Le jour où Bécaud reviendra



Deux superbes images tirées du documentaire de Marie-France Brière «Bécaud, mon père» diffusé sur France 3 le 27 décembre 2016 à une heure de fin de soirée où les jeunes gens qui auraient pu découvrir le génie, la force vive et la profondeur de Bécaud avaient, comme on les comprend, d'autres choses à faire que d'être encore plantés là, devant leur téléviseur... Et pourtant ce beau film illustré de témoignages de haute tenue (Emily et Kitty Bécaud, la fille et l'épouse, Charles Aznavour, Julien Clerc, Alain Souchon...) et de vidéos personnelles du chanteur au fil desquelles on le voit travailler avec ses paroliers, fumer, rire et voyager de part le monde aurait mérité une case plus familiale en ces temps de fêtes de Noël.

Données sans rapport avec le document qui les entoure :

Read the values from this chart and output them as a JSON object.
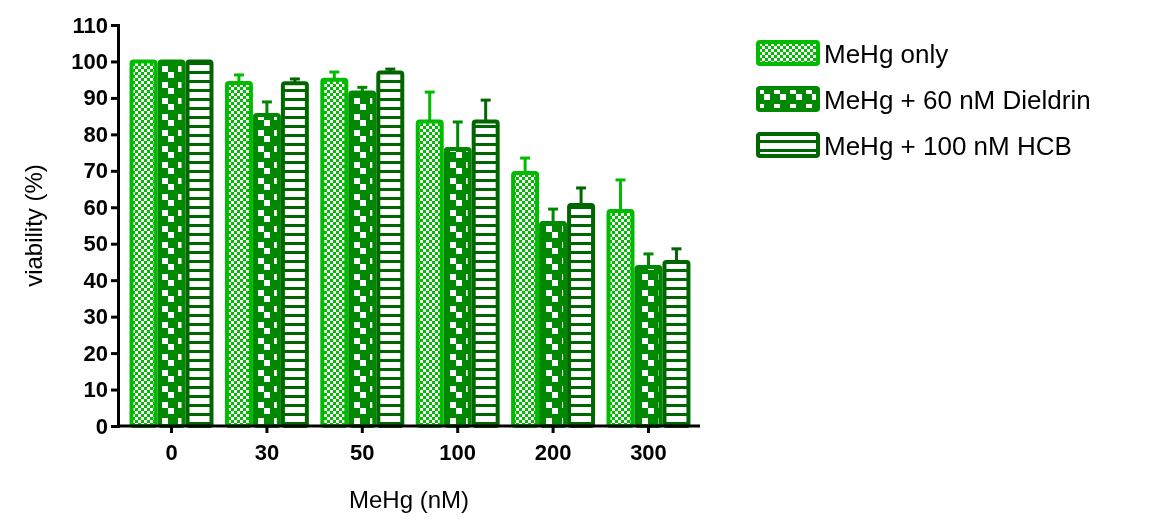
{
  "chart_data": {
    "type": "bar",
    "xlabel": "MeHg (nM)",
    "ylabel": "viability (%)",
    "categories": [
      "0",
      "30",
      "50",
      "100",
      "200",
      "300"
    ],
    "ylim": [
      0,
      110
    ],
    "yticks": [
      0,
      10,
      20,
      30,
      40,
      50,
      60,
      70,
      80,
      90,
      100,
      110
    ],
    "grid": false,
    "legend": "top right",
    "series": [
      {
        "name": "MeHg only",
        "color": "#00bb00",
        "values": [
          100,
          94.1,
          95,
          83.5,
          69.4,
          59
        ],
        "errors": [
          null,
          2.2,
          2.1,
          8.1,
          4.1,
          8.5
        ]
      },
      {
        "name": "MeHg + 60 nM Dieldrin",
        "color": "#008800",
        "values": [
          100,
          85.3,
          91.5,
          76,
          55.7,
          43.6
        ],
        "errors": [
          null,
          3.6,
          1.4,
          7.4,
          3.8,
          3.6
        ]
      },
      {
        "name": "MeHg + 100 nM HCB",
        "color": "#006600",
        "values": [
          100,
          94,
          97,
          83.5,
          60.6,
          45
        ],
        "errors": [
          null,
          1.2,
          0.9,
          5.9,
          4.7,
          3.6
        ]
      }
    ]
  }
}
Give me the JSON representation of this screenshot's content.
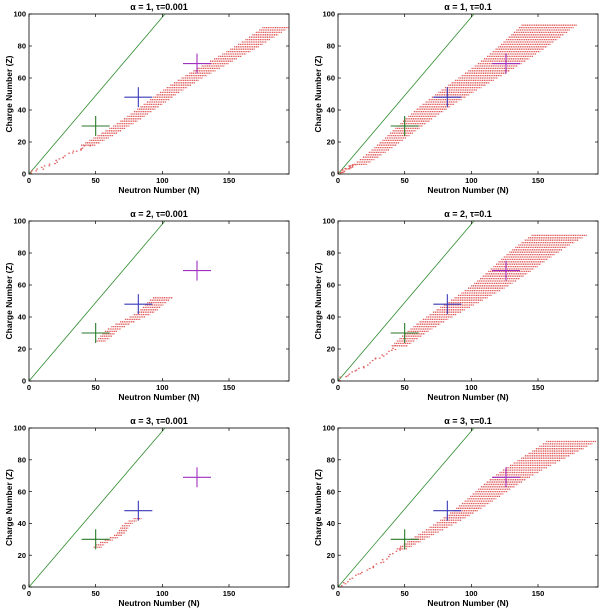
{
  "chart_data": [
    {
      "type": "scatter",
      "title": "α = 1, τ=0.001",
      "xlabel": "Neutron Number (N)",
      "ylabel": "Charge Number (Z)",
      "xlim": [
        0,
        195
      ],
      "ylim": [
        0,
        100
      ],
      "xticks": [
        0,
        50,
        100,
        150
      ],
      "yticks": [
        0,
        20,
        40,
        60,
        80,
        100
      ],
      "x_tick_labels": [
        "0",
        "50",
        "100",
        "150"
      ],
      "y_tick_labels": [
        "0",
        "20",
        "40",
        "60",
        "80",
        "100"
      ],
      "band": {
        "z_range": [
          18,
          92
        ],
        "nmin_at_zmin": 39,
        "nmin_at_zmax": 175,
        "nmax_at_zmin": 50,
        "nmax_at_zmax": 195,
        "scatter_trail": {
          "z": [
            0,
            18
          ],
          "n": [
            0,
            45
          ]
        }
      },
      "stability_line": {
        "x": [
          0,
          102
        ],
        "y": [
          0,
          100
        ]
      },
      "markers": [
        {
          "name": "N=50, Z=30",
          "x": 50,
          "y": 30,
          "color": "#2a7a2a"
        },
        {
          "name": "N=82, Z=48",
          "x": 82,
          "y": 48,
          "color": "#3a3ab8"
        },
        {
          "name": "N=126, Z=69",
          "x": 126,
          "y": 69,
          "color": "#a030c0"
        }
      ]
    },
    {
      "type": "scatter",
      "title": "α = 1, τ=0.1",
      "xlabel": "Neutron Number (N)",
      "ylabel": "Charge Number (Z)",
      "xlim": [
        0,
        195
      ],
      "ylim": [
        0,
        100
      ],
      "xticks": [
        0,
        50,
        100,
        150
      ],
      "yticks": [
        0,
        20,
        40,
        60,
        80,
        100
      ],
      "x_tick_labels": [
        "0",
        "50",
        "100",
        "150"
      ],
      "y_tick_labels": [
        "0",
        "20",
        "40",
        "60",
        "80",
        "100"
      ],
      "band": {
        "z_range": [
          6,
          94
        ],
        "nmin_at_zmin": 10,
        "nmin_at_zmax": 140,
        "nmax_at_zmin": 20,
        "nmax_at_zmax": 182,
        "scatter_trail": {
          "z": [
            0,
            6
          ],
          "n": [
            0,
            12
          ]
        }
      },
      "stability_line": {
        "x": [
          0,
          102
        ],
        "y": [
          0,
          100
        ]
      },
      "markers": [
        {
          "name": "N=50, Z=30",
          "x": 50,
          "y": 30,
          "color": "#2a7a2a"
        },
        {
          "name": "N=82, Z=48",
          "x": 82,
          "y": 48,
          "color": "#3a3ab8"
        },
        {
          "name": "N=126, Z=69",
          "x": 126,
          "y": 69,
          "color": "#a030c0"
        }
      ]
    },
    {
      "type": "scatter",
      "title": "α = 2, τ=0.001",
      "xlabel": "Neutron Number (N)",
      "ylabel": "Charge Number (Z)",
      "xlim": [
        0,
        195
      ],
      "ylim": [
        0,
        100
      ],
      "xticks": [
        0,
        50,
        100,
        150
      ],
      "yticks": [
        0,
        20,
        40,
        60,
        80,
        100
      ],
      "x_tick_labels": [
        "0",
        "50",
        "100",
        "150"
      ],
      "y_tick_labels": [
        "0",
        "20",
        "40",
        "60",
        "80",
        "100"
      ],
      "band": {
        "z_range": [
          25,
          52
        ],
        "nmin_at_zmin": 48,
        "nmin_at_zmax": 95,
        "nmax_at_zmin": 56,
        "nmax_at_zmax": 110,
        "scatter_trail": null
      },
      "stability_line": {
        "x": [
          0,
          102
        ],
        "y": [
          0,
          100
        ]
      },
      "markers": [
        {
          "name": "N=50, Z=30",
          "x": 50,
          "y": 30,
          "color": "#2a7a2a"
        },
        {
          "name": "N=82, Z=48",
          "x": 82,
          "y": 48,
          "color": "#3a3ab8"
        },
        {
          "name": "N=126, Z=69",
          "x": 126,
          "y": 69,
          "color": "#a030c0"
        }
      ]
    },
    {
      "type": "scatter",
      "title": "α = 2, τ=0.1",
      "xlabel": "Neutron Number (N)",
      "ylabel": "Charge Number (Z)",
      "xlim": [
        0,
        195
      ],
      "ylim": [
        0,
        100
      ],
      "xticks": [
        0,
        50,
        100,
        150
      ],
      "yticks": [
        0,
        20,
        40,
        60,
        80,
        100
      ],
      "x_tick_labels": [
        "0",
        "50",
        "100",
        "150"
      ],
      "y_tick_labels": [
        "0",
        "20",
        "40",
        "60",
        "80",
        "100"
      ],
      "band": {
        "z_range": [
          22,
          92
        ],
        "nmin_at_zmin": 40,
        "nmin_at_zmax": 148,
        "nmax_at_zmin": 52,
        "nmax_at_zmax": 190,
        "scatter_trail": {
          "z": [
            0,
            22
          ],
          "n": [
            0,
            45
          ]
        }
      },
      "stability_line": {
        "x": [
          0,
          102
        ],
        "y": [
          0,
          100
        ]
      },
      "markers": [
        {
          "name": "N=50, Z=30",
          "x": 50,
          "y": 30,
          "color": "#2a7a2a"
        },
        {
          "name": "N=82, Z=48",
          "x": 82,
          "y": 48,
          "color": "#3a3ab8"
        },
        {
          "name": "N=126, Z=69",
          "x": 126,
          "y": 69,
          "color": "#a030c0"
        }
      ]
    },
    {
      "type": "scatter",
      "title": "α = 3, τ=0.001",
      "xlabel": "Neutron Number (N)",
      "ylabel": "Charge Number (Z)",
      "xlim": [
        0,
        195
      ],
      "ylim": [
        0,
        100
      ],
      "xticks": [
        0,
        50,
        100,
        150
      ],
      "yticks": [
        0,
        20,
        40,
        60,
        80,
        100
      ],
      "x_tick_labels": [
        "0",
        "50",
        "100",
        "150"
      ],
      "y_tick_labels": [
        "0",
        "20",
        "40",
        "60",
        "80",
        "100"
      ],
      "band": {
        "z_range": [
          25,
          44
        ],
        "nmin_at_zmin": 50,
        "nmin_at_zmax": 80,
        "nmax_at_zmin": 56,
        "nmax_at_zmax": 86,
        "scatter_trail": null
      },
      "stability_line": {
        "x": [
          0,
          102
        ],
        "y": [
          0,
          100
        ]
      },
      "markers": [
        {
          "name": "N=50, Z=30",
          "x": 50,
          "y": 30,
          "color": "#2a7a2a"
        },
        {
          "name": "N=82, Z=48",
          "x": 82,
          "y": 48,
          "color": "#3a3ab8"
        },
        {
          "name": "N=126, Z=69",
          "x": 126,
          "y": 69,
          "color": "#a030c0"
        }
      ]
    },
    {
      "type": "scatter",
      "title": "α = 3, τ=0.1",
      "xlabel": "Neutron Number (N)",
      "ylabel": "Charge Number (Z)",
      "xlim": [
        0,
        195
      ],
      "ylim": [
        0,
        100
      ],
      "xticks": [
        0,
        50,
        100,
        150
      ],
      "yticks": [
        0,
        20,
        40,
        60,
        80,
        100
      ],
      "x_tick_labels": [
        "0",
        "50",
        "100",
        "150"
      ],
      "y_tick_labels": [
        "0",
        "20",
        "40",
        "60",
        "80",
        "100"
      ],
      "band": {
        "z_range": [
          24,
          92
        ],
        "nmin_at_zmin": 46,
        "nmin_at_zmax": 155,
        "nmax_at_zmin": 54,
        "nmax_at_zmax": 193,
        "scatter_trail": {
          "z": [
            0,
            24
          ],
          "n": [
            0,
            48
          ]
        }
      },
      "stability_line": {
        "x": [
          0,
          102
        ],
        "y": [
          0,
          100
        ]
      },
      "markers": [
        {
          "name": "N=50, Z=30",
          "x": 50,
          "y": 30,
          "color": "#2a7a2a"
        },
        {
          "name": "N=82, Z=48",
          "x": 82,
          "y": 48,
          "color": "#3a3ab8"
        },
        {
          "name": "N=126, Z=69",
          "x": 126,
          "y": 69,
          "color": "#a030c0"
        }
      ]
    }
  ],
  "colors": {
    "band": "#e05a5a",
    "band_stroke": "#c84848",
    "stability_line": "#2e8b2e",
    "axis": "#000000"
  }
}
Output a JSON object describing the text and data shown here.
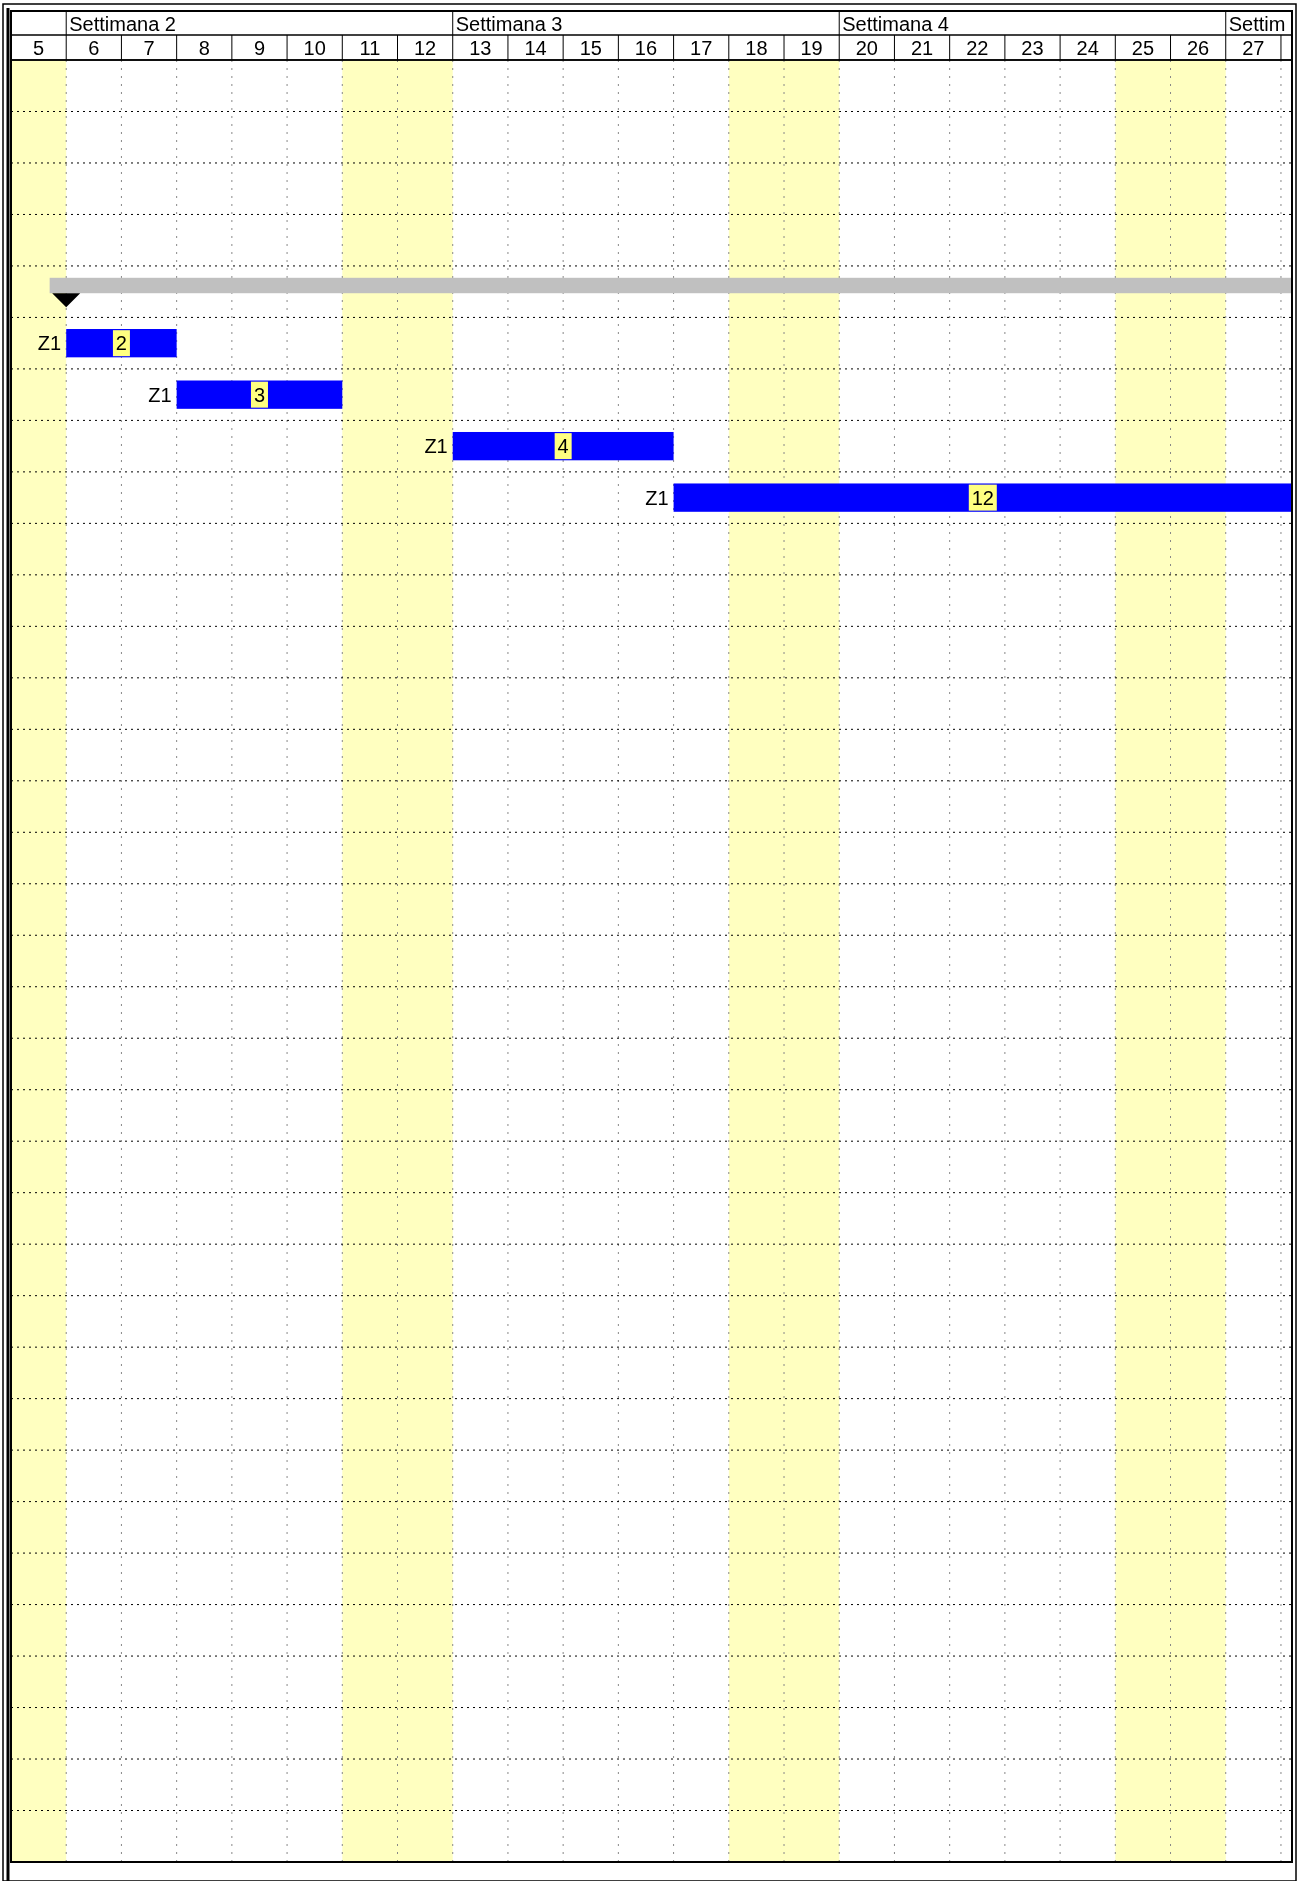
{
  "chart_data": {
    "type": "bar",
    "orientation": "horizontal",
    "grid": true,
    "categories": [
      null,
      null,
      null,
      null,
      null,
      null,
      null,
      null,
      null,
      null,
      null,
      null,
      null,
      null,
      null,
      null,
      null,
      null,
      null,
      null,
      null,
      null,
      null,
      null,
      null,
      null,
      null,
      null,
      null,
      null,
      null,
      null,
      null,
      null,
      null
    ],
    "values": [
      null,
      null,
      null,
      null,
      22.5,
      2,
      3,
      4,
      12,
      null,
      null,
      null,
      null,
      null,
      null,
      null,
      null,
      null,
      null,
      null,
      null,
      null,
      null,
      null,
      null,
      null,
      null,
      null,
      null,
      null,
      null,
      null,
      null,
      null,
      null
    ],
    "base": [
      null,
      null,
      null,
      null,
      5.7,
      6,
      8,
      13,
      17,
      null,
      null,
      null,
      null,
      null,
      null,
      null,
      null,
      null,
      null,
      null,
      null,
      null,
      null,
      null,
      null,
      null,
      null,
      null,
      null,
      null,
      null,
      null,
      null,
      null,
      null
    ],
    "colors": [
      null,
      null,
      null,
      null,
      "#c0c0c0",
      "#0000ff",
      "#0000ff",
      "#0000ff",
      "#0000ff",
      null,
      null,
      null,
      null,
      null,
      null,
      null,
      null,
      null,
      null,
      null,
      null,
      null,
      null,
      null,
      null,
      null,
      null,
      null,
      null,
      null,
      null,
      null,
      null,
      null,
      null
    ],
    "value_labels": [
      null,
      null,
      null,
      null,
      null,
      "2",
      "3",
      "4",
      "12",
      null,
      null,
      null,
      null,
      null,
      null,
      null,
      null,
      null,
      null,
      null,
      null,
      null,
      null,
      null,
      null,
      null,
      null,
      null,
      null,
      null,
      null,
      null,
      null,
      null,
      null
    ],
    "xlim": [
      5,
      28.2
    ],
    "xticks": [
      {
        "value": 5.5,
        "label": "5"
      },
      {
        "value": 6.5,
        "label": "6"
      },
      {
        "value": 7.5,
        "label": "7"
      },
      {
        "value": 8.5,
        "label": "8"
      },
      {
        "value": 9.5,
        "label": "9"
      },
      {
        "value": 10.5,
        "label": "10"
      },
      {
        "value": 11.5,
        "label": "11"
      },
      {
        "value": 12.5,
        "label": "12"
      },
      {
        "value": 13.5,
        "label": "13"
      },
      {
        "value": 14.5,
        "label": "14"
      },
      {
        "value": 15.5,
        "label": "15"
      },
      {
        "value": 16.5,
        "label": "16"
      },
      {
        "value": 17.5,
        "label": "17"
      },
      {
        "value": 18.5,
        "label": "18"
      },
      {
        "value": 19.5,
        "label": "19"
      },
      {
        "value": 20.5,
        "label": "20"
      },
      {
        "value": 21.5,
        "label": "21"
      },
      {
        "value": 22.5,
        "label": "22"
      },
      {
        "value": 23.5,
        "label": "23"
      },
      {
        "value": 24.5,
        "label": "24"
      },
      {
        "value": 25.5,
        "label": "25"
      },
      {
        "value": 26.5,
        "label": "26"
      },
      {
        "value": 27.5,
        "label": "27"
      }
    ],
    "bands": [
      {
        "axis": "x",
        "from": 5,
        "to": 6,
        "color": "#ffffc0"
      },
      {
        "axis": "x",
        "from": 11,
        "to": 13,
        "color": "#ffffc0"
      },
      {
        "axis": "x",
        "from": 18,
        "to": 20,
        "color": "#ffffc0"
      },
      {
        "axis": "x",
        "from": 25,
        "to": 27,
        "color": "#ffffc0"
      }
    ],
    "annotations": [
      "Settimana 2",
      "Settimana 3",
      "Settimana 4",
      "Settim",
      {
        "text": "Z1",
        "x": 6
      },
      {
        "text": "Z1",
        "x": 8
      },
      {
        "text": "Z1",
        "x": 13
      },
      {
        "text": "Z1",
        "x": 17
      }
    ]
  }
}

Les directeurs d'antenne sont des ânes qui ne connaissent rien des goûts des téléspectateurs ni ne soupçonnent leur curiosité. Désormais, pour ces gens-là, du service public, la chanson française est née avec la mort de Claude François, auquel, hélas pour eux, TF1 consacrera le 14 janvier prochain un primetime! Pas d'anniversaire en vue, non, mais un carton commercial réalisé par M. Pokora avec MY WAY, son album de reprises. C'est de bonne guerre et ça vaut bien une soirée de gala. En refusant obstinément de ne rien miser sur la qualité, la mémoire et la sensibilité des Français pour leur culture populaire, celle qui sut charmer la planète, la programmation proposée par les chaines de France Télévision depuis plusieurs années ne suscite que de vagues haussements d'épaules. Afin de commencer 2017 avec classe et des musiques du tonnerre dans la tête, il reste deux jours pour visionner l'hommage à Bécaud sur ce machin qu'on appelle pluzz (c'est ici) et qui, pour le coup, a le mérite d'exister.